If you want a much more articulate and thoughtful discussion of the same topic, then check out this by David Foster Wallace.

Care just enough

How many times in life have you put off doing something because of the perceived consequences, only to find out when you did take the action, that it wasn’t so bad after all?

It’s a tricky thing about leadership – the multiple demands on emotion and energy that can make sometimes even the most straight forward of decision, feel just a little bit too hard. And as outsiders we look on and think, “that’s obvious, why aren’t they doing something about it?”
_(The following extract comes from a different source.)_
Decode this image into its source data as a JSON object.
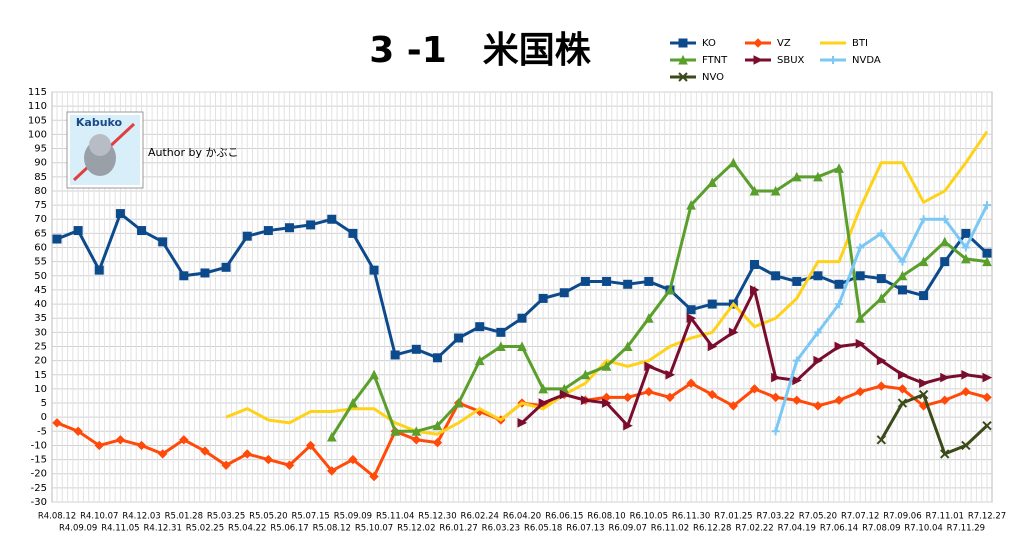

This situation is amplified when it involves decisions that materially impact other human beings. Whether it is a promotion, a restructure, a performance issues or a reward challenge. We can look at this situation with our own lens and see our own version of perfect clarity, but we will never see the situation from the leader’s perspective.

As a partner or advisor to that leader, our job is to seek to understand, to help, to support, to maintain forward movement and prevent emotions from getting us stuck or avoiding the challenge. Most people understand on a rationale level the things that need doing and the decisions that need taking, but they get complicated by the feelings, emotions and fears.

As a leader, our job is to care enough, but not too much. We shouldn’t eschew all reference to the personal or the human, we should recognise that part of what allows a leader to truly own that title is their ability to feel. At the same time, we need to recognise when we’re allowing “emotion” (and I use this term in a more scientific, rather than literary sense) to prevent us from acting in line with our beliefs.

Where people are involved, there will always be difficult decisions to be made and there will always be outcomes that are less desirable than others. There simply is no other way, regardless of the rhetoric that is sometimes easy to believe. And leaders and their advisors, being human beings too, will bring their own emotional frameworks, relationships and history to any given situation.

Caring at work is really important. We just shouldn’t let it get in the way.